### abstract ###
Molecular chaperones are essential elements of the protein quality control machinery that governs translocation and folding of nascent polypeptides, refolding and degradation of misfolded proteins, and activation of a wide range of client proteins.
The prokaryotic heat-shock protein DnaK is the E. coli representative of the ubiquitous Hsp70 family, which specializes in the binding of exposed hydrophobic regions in unfolded polypeptides.
Accurate prediction of DnaK binding sites in E. coli proteins is an essential prerequisite to understand the precise function of this chaperone and the properties of its substrate proteins.
In order to map DnaK binding sites in protein sequences, we have developed an algorithm that combines sequence information from peptide binding experiments and structural parameters from homology modelling.
We show that this combination significantly outperforms either single approach.
The final predictor had a Matthews correlation coefficient of 0.819 when assessed over the 144 tested peptide sequences to detect true positives and true negatives.
To test the robustness of the learning set, we have conducted a simulated cross-validation, where we omit sequences from the learning sets and calculate the rate of repredicting them.
This resulted in a surprisingly good MCC of 0.703.
The algorithm was also able to perform equally well on a blind test set of binders and non-binders, of which there was no prior knowledge in the learning sets.
The algorithm is freely available at LINK.
### introduction ###
Hsp70 molecular chaperones are part of the quality control machinery that functions to assist protein folding.
Members of the Hsp70 family have been implicated in refolding of misfolded proteins, folding of newly synthesized polypeptide chains, disassembly of larger aggregates and translocation of proteins in organelles CITATION.
Hsp70 molecules also enable cell survival during stress or heat-shock conditions that are characterized by an increased concentration of denatured polypeptides.
These chaperones recognize and bind misfolded or aggregation-prone peptide stretches through exposed hydrophobic regions which are normally buried in the protein core.
Such exposed regions are typical for non-native proteins CITATION, CITATION .
Hsp70 molecular chaperones consist of two distinct domains, an N-terminal ATPase domain CITATION and a C-terminal peptide binding domain CITATION.
Hsp70 function is dependent on an ATP-regulated cycle of substrate binding and release CITATION.
With ATP bound, substrate affinity is low and Hsp70 resides in an open state, ready to receive a suitable substrate.

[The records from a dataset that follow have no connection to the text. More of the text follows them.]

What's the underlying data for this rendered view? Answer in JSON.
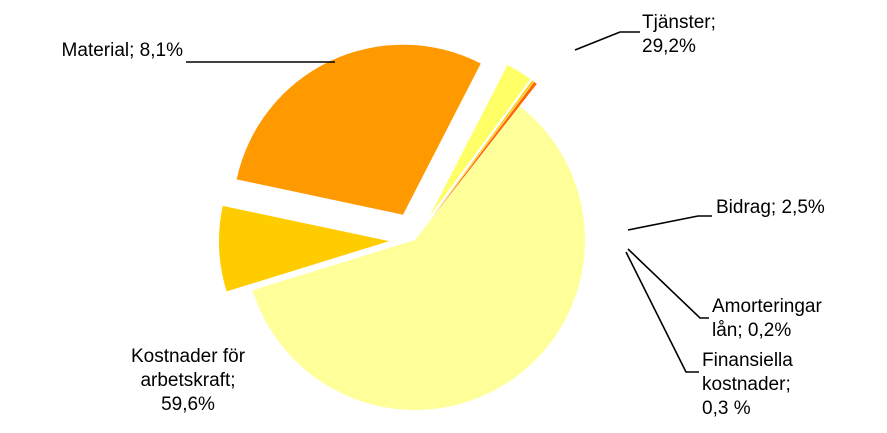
{
  "chart_data": {
    "type": "pie",
    "title": "",
    "slices": [
      {
        "label_lines": [
          "Tjänster;",
          "29,2%"
        ],
        "value": 29.2,
        "color": "#ff9900"
      },
      {
        "label_lines": [
          "Bidrag; 2,5%"
        ],
        "value": 2.5,
        "color": "#ffff66"
      },
      {
        "label_lines": [
          "Amorteringar",
          "lån; 0,2%"
        ],
        "value": 0.2,
        "color": "#ffcc00"
      },
      {
        "label_lines": [
          "Finansiella",
          "kostnader;",
          "0,3 %"
        ],
        "value": 0.3,
        "color": "#ff6600"
      },
      {
        "label_lines": [
          "Kostnader för",
          "arbetskraft;",
          "59,6%"
        ],
        "value": 59.6,
        "color": "#ffff99"
      },
      {
        "label_lines": [
          "Material; 8,1%"
        ],
        "value": 8.1,
        "color": "#ffcc00"
      }
    ]
  }
}
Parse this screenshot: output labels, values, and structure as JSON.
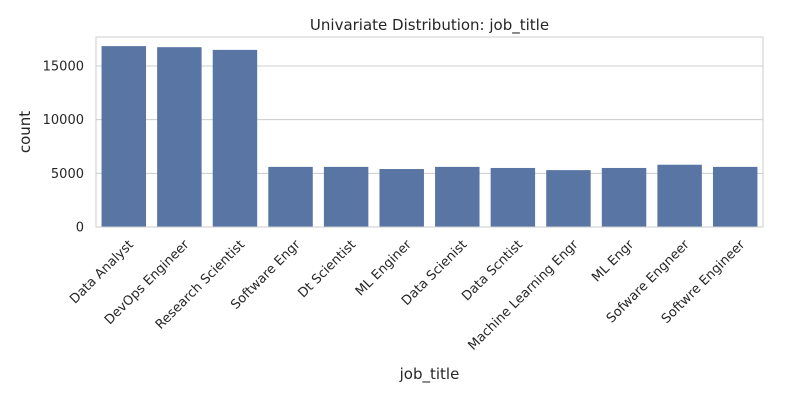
{
  "chart_data": {
    "type": "bar",
    "title": "Univariate Distribution: job_title",
    "xlabel": "job_title",
    "ylabel": "count",
    "categories": [
      "Data Analyst",
      "DevOps Engineer",
      "Research Scientist",
      "Software Engr",
      "Dt Scientist",
      "ML Enginer",
      "Data Scienist",
      "Data Scntist",
      "Machine Learning Engr",
      "ML Engr",
      "Sofware Engneer",
      "Softwre Engineer"
    ],
    "values": [
      16850,
      16750,
      16500,
      5600,
      5600,
      5400,
      5600,
      5500,
      5300,
      5500,
      5800,
      5600
    ],
    "ylim": [
      0,
      17700
    ],
    "yticks": [
      0,
      5000,
      10000,
      15000
    ],
    "grid": true,
    "bar_color": "#5875a4"
  }
}
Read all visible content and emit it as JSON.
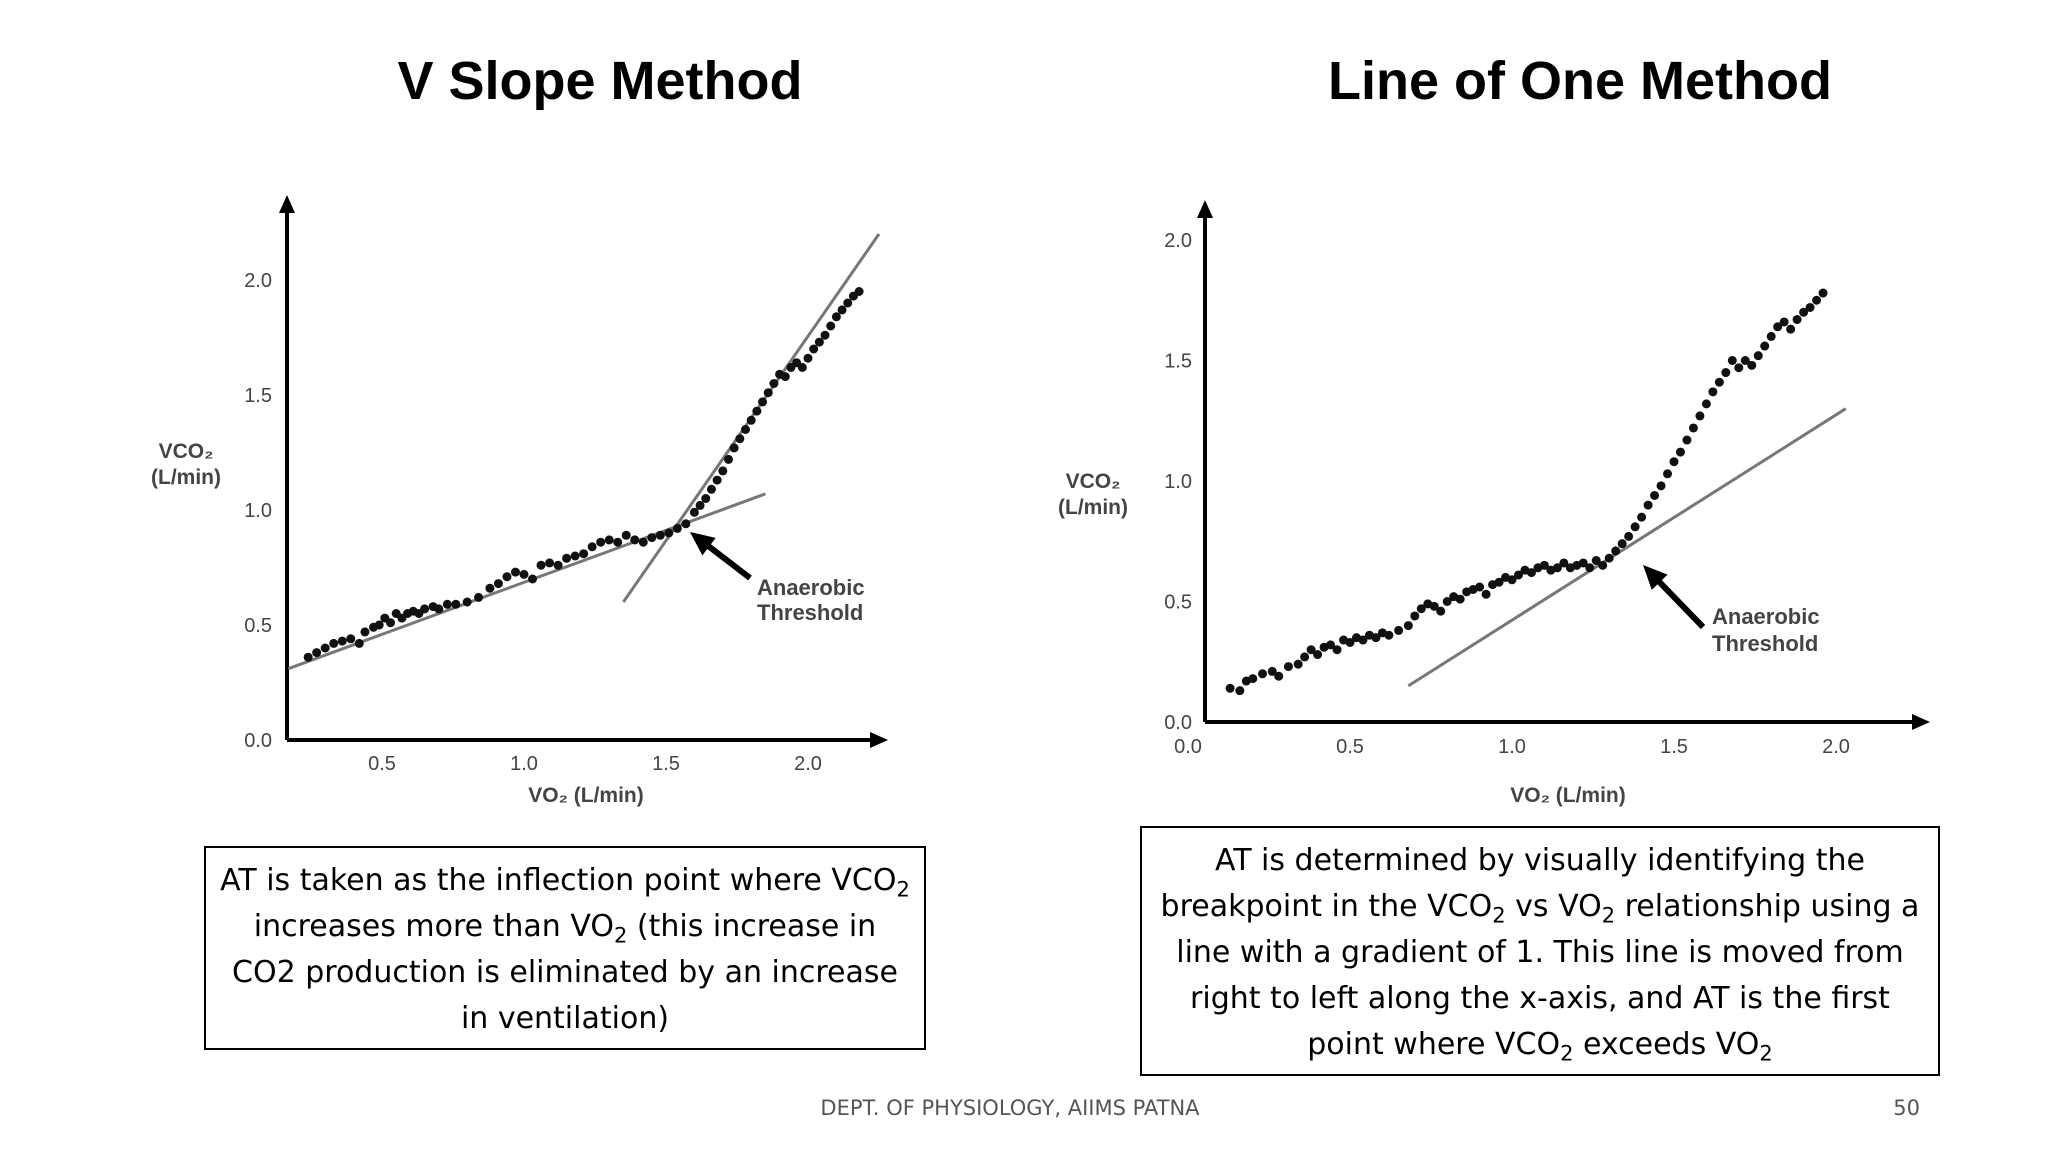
{
  "titles": {
    "left": "V Slope Method",
    "right": "Line of One Method"
  },
  "descriptions": {
    "left": [
      "AT is taken as the inflection point where ",
      "VCO",
      "2",
      " increases more than VO",
      "2",
      " (this increase in CO2 production is eliminated by an increase in ventilation)"
    ],
    "right": [
      "AT is determined by visually identifying the breakpoint in the VCO",
      "2",
      " vs VO",
      "2",
      " relationship using a line with a gradient of 1. This line is moved from right to left along the x-axis, and AT is the first point where VCO",
      "2",
      " exceeds VO",
      "2",
      ""
    ]
  },
  "footer": {
    "dept": "DEPT. OF PHYSIOLOGY, AIIMS PATNA",
    "page": "50"
  },
  "chart_data": [
    {
      "type": "scatter",
      "title": "V Slope Method",
      "xlabel": "VO₂ (L/min)",
      "ylabel": "VCO₂ (L/min)",
      "ylabel_lines": [
        "VCO₂",
        "(L/min)"
      ],
      "xticks": [
        "0.5",
        "1.0",
        "1.5",
        "2.0"
      ],
      "yticks": [
        "0.0",
        "0.5",
        "1.0",
        "1.5",
        "2.0"
      ],
      "xlim": [
        0.15,
        2.45
      ],
      "ylim": [
        0.0,
        2.35
      ],
      "annotation": [
        "Anaerobic",
        "Threshold"
      ],
      "threshold": {
        "x": 1.57,
        "y": 0.93
      },
      "lines": [
        {
          "x": [
            0.17,
            1.85
          ],
          "y": [
            0.31,
            1.07
          ]
        },
        {
          "x": [
            1.35,
            2.25
          ],
          "y": [
            0.6,
            2.2
          ]
        }
      ],
      "series": [
        {
          "points": [
            [
              0.24,
              0.36
            ],
            [
              0.27,
              0.38
            ],
            [
              0.3,
              0.4
            ],
            [
              0.33,
              0.42
            ],
            [
              0.36,
              0.43
            ],
            [
              0.39,
              0.44
            ],
            [
              0.42,
              0.42
            ],
            [
              0.44,
              0.47
            ],
            [
              0.47,
              0.49
            ],
            [
              0.49,
              0.5
            ],
            [
              0.51,
              0.53
            ],
            [
              0.53,
              0.51
            ],
            [
              0.55,
              0.55
            ],
            [
              0.57,
              0.53
            ],
            [
              0.59,
              0.55
            ],
            [
              0.61,
              0.56
            ],
            [
              0.63,
              0.55
            ],
            [
              0.65,
              0.57
            ],
            [
              0.68,
              0.58
            ],
            [
              0.7,
              0.57
            ],
            [
              0.73,
              0.59
            ],
            [
              0.76,
              0.59
            ],
            [
              0.8,
              0.6
            ],
            [
              0.84,
              0.62
            ],
            [
              0.88,
              0.66
            ],
            [
              0.91,
              0.68
            ],
            [
              0.94,
              0.71
            ],
            [
              0.97,
              0.73
            ],
            [
              1.0,
              0.72
            ],
            [
              1.03,
              0.7
            ],
            [
              1.06,
              0.76
            ],
            [
              1.09,
              0.77
            ],
            [
              1.12,
              0.76
            ],
            [
              1.15,
              0.79
            ],
            [
              1.18,
              0.8
            ],
            [
              1.21,
              0.81
            ],
            [
              1.24,
              0.84
            ],
            [
              1.27,
              0.86
            ],
            [
              1.3,
              0.87
            ],
            [
              1.33,
              0.86
            ],
            [
              1.36,
              0.89
            ],
            [
              1.39,
              0.87
            ],
            [
              1.42,
              0.86
            ],
            [
              1.45,
              0.88
            ],
            [
              1.48,
              0.89
            ],
            [
              1.51,
              0.9
            ],
            [
              1.54,
              0.92
            ],
            [
              1.57,
              0.94
            ],
            [
              1.6,
              0.99
            ],
            [
              1.62,
              1.02
            ],
            [
              1.64,
              1.05
            ],
            [
              1.66,
              1.09
            ],
            [
              1.68,
              1.13
            ],
            [
              1.7,
              1.17
            ],
            [
              1.72,
              1.22
            ],
            [
              1.74,
              1.27
            ],
            [
              1.76,
              1.31
            ],
            [
              1.78,
              1.35
            ],
            [
              1.8,
              1.39
            ],
            [
              1.82,
              1.43
            ],
            [
              1.84,
              1.47
            ],
            [
              1.86,
              1.51
            ],
            [
              1.88,
              1.55
            ],
            [
              1.9,
              1.59
            ],
            [
              1.92,
              1.58
            ],
            [
              1.94,
              1.62
            ],
            [
              1.96,
              1.64
            ],
            [
              1.98,
              1.62
            ],
            [
              2.0,
              1.66
            ],
            [
              2.02,
              1.7
            ],
            [
              2.04,
              1.73
            ],
            [
              2.06,
              1.76
            ],
            [
              2.08,
              1.8
            ],
            [
              2.1,
              1.84
            ],
            [
              2.12,
              1.87
            ],
            [
              2.14,
              1.9
            ],
            [
              2.16,
              1.93
            ],
            [
              2.18,
              1.95
            ]
          ]
        }
      ]
    },
    {
      "type": "scatter",
      "title": "Line of One Method",
      "xlabel": "VO₂ (L/min)",
      "ylabel": "VCO₂ (L/min)",
      "ylabel_lines": [
        "VCO₂",
        "(L/min)"
      ],
      "xticks": [
        "0.0",
        "0.5",
        "1.0",
        "1.5",
        "2.0"
      ],
      "yticks": [
        "0.0",
        "0.5",
        "1.0",
        "1.5",
        "2.0"
      ],
      "xlim": [
        0.0,
        2.25
      ],
      "ylim": [
        0.0,
        2.1
      ],
      "annotation": [
        "Anaerobic",
        "Threshold"
      ],
      "threshold": {
        "x": 1.37,
        "y": 0.68
      },
      "lines": [
        {
          "x": [
            0.68,
            2.03
          ],
          "y": [
            0.15,
            1.3
          ]
        }
      ],
      "series": [
        {
          "points": [
            [
              0.13,
              0.14
            ],
            [
              0.16,
              0.13
            ],
            [
              0.18,
              0.17
            ],
            [
              0.2,
              0.18
            ],
            [
              0.23,
              0.2
            ],
            [
              0.26,
              0.21
            ],
            [
              0.28,
              0.19
            ],
            [
              0.31,
              0.23
            ],
            [
              0.34,
              0.24
            ],
            [
              0.36,
              0.27
            ],
            [
              0.38,
              0.3
            ],
            [
              0.4,
              0.28
            ],
            [
              0.42,
              0.31
            ],
            [
              0.44,
              0.32
            ],
            [
              0.46,
              0.3
            ],
            [
              0.48,
              0.34
            ],
            [
              0.5,
              0.33
            ],
            [
              0.52,
              0.35
            ],
            [
              0.54,
              0.34
            ],
            [
              0.56,
              0.36
            ],
            [
              0.58,
              0.35
            ],
            [
              0.6,
              0.37
            ],
            [
              0.62,
              0.36
            ],
            [
              0.65,
              0.38
            ],
            [
              0.68,
              0.4
            ],
            [
              0.7,
              0.44
            ],
            [
              0.72,
              0.47
            ],
            [
              0.74,
              0.49
            ],
            [
              0.76,
              0.48
            ],
            [
              0.78,
              0.46
            ],
            [
              0.8,
              0.5
            ],
            [
              0.82,
              0.52
            ],
            [
              0.84,
              0.51
            ],
            [
              0.86,
              0.54
            ],
            [
              0.88,
              0.55
            ],
            [
              0.9,
              0.56
            ],
            [
              0.92,
              0.53
            ],
            [
              0.94,
              0.57
            ],
            [
              0.96,
              0.58
            ],
            [
              0.98,
              0.6
            ],
            [
              1.0,
              0.59
            ],
            [
              1.02,
              0.61
            ],
            [
              1.04,
              0.63
            ],
            [
              1.06,
              0.62
            ],
            [
              1.08,
              0.64
            ],
            [
              1.1,
              0.65
            ],
            [
              1.12,
              0.63
            ],
            [
              1.14,
              0.64
            ],
            [
              1.16,
              0.66
            ],
            [
              1.18,
              0.64
            ],
            [
              1.2,
              0.65
            ],
            [
              1.22,
              0.66
            ],
            [
              1.24,
              0.64
            ],
            [
              1.26,
              0.67
            ],
            [
              1.28,
              0.65
            ],
            [
              1.3,
              0.68
            ],
            [
              1.32,
              0.71
            ],
            [
              1.34,
              0.74
            ],
            [
              1.36,
              0.77
            ],
            [
              1.38,
              0.81
            ],
            [
              1.4,
              0.85
            ],
            [
              1.42,
              0.9
            ],
            [
              1.44,
              0.94
            ],
            [
              1.46,
              0.98
            ],
            [
              1.48,
              1.03
            ],
            [
              1.5,
              1.08
            ],
            [
              1.52,
              1.12
            ],
            [
              1.54,
              1.17
            ],
            [
              1.56,
              1.22
            ],
            [
              1.58,
              1.27
            ],
            [
              1.6,
              1.32
            ],
            [
              1.62,
              1.37
            ],
            [
              1.64,
              1.41
            ],
            [
              1.66,
              1.45
            ],
            [
              1.68,
              1.5
            ],
            [
              1.7,
              1.47
            ],
            [
              1.72,
              1.5
            ],
            [
              1.74,
              1.48
            ],
            [
              1.76,
              1.52
            ],
            [
              1.78,
              1.56
            ],
            [
              1.8,
              1.6
            ],
            [
              1.82,
              1.64
            ],
            [
              1.84,
              1.66
            ],
            [
              1.86,
              1.63
            ],
            [
              1.88,
              1.67
            ],
            [
              1.9,
              1.7
            ],
            [
              1.92,
              1.72
            ],
            [
              1.94,
              1.75
            ],
            [
              1.96,
              1.78
            ]
          ]
        }
      ]
    }
  ]
}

Once the substrate is bound, ATP is hydrolyzed to ADP and Hsp70 undergoes a conformational change to a high affinity state, subsequently trapping the substrate.
The co-chaperone Hsp40 binds Hsp70 and stimulates the ATPase function, causing retention of the substrate.
Hsp40 also recognizes hydrophobic stretches and may serve as a substrate delivery chaperone to Hsp70 CITATION, CITATION.
Upon exchange of ADP for ATP, Hsp70 returns to a low affinity state, enabling binding of another substrate or providing another refolding cycle for the same substrate if necessary.
The crystallisation of the archetypical and well characterized E coli Hsp70 DnaK bound to a peptide reflects a heptameric substrate binding motif requiring a hydrophobic core region and preferably basic flanking residues that complement the overall negatively charged DnaK surface CITATION.
This preference was later confirmed in the seminal work of Bukau and co-workers by binding studies of DnaK to cellulose-based peptide libraries and a DnaK binding profile was derived CITATION .
Contrary to these previous studies on DnaK binding motif profiling which utilised only sequence information, we complement the experimental binding information on a set of peptides with structural data from homology modelling to obtain an accurate predictor.
Similar dual based approaches have already been shown successful to predict other peptide signatures.
Prediction of binding of endogenous antigenic peptides to MHC class I molecules was aided by adding structural information from molecular models to the sequence data CITATION.
Branetti et al used structural data from various SH3/ligand complexes and sequence information from phage libraries to predict preferred ligand binding to different SH3 domains CITATION.
Recently, an algorithm to predict amylogenic regions in protein sequences profited greatly from the combination of sequence based data and structural information from amyloid fibers crystallographic studies .
In this article we introduce such a dual based method for profiling DnaK binding sequences.
We combine sequence based information from experimental binding assays with structural information from molecular modelling via the FoldX force field CITATION.
We present a DnaK binding prediction algorithm that, under cross-validated conditions, performs strikingly accurate.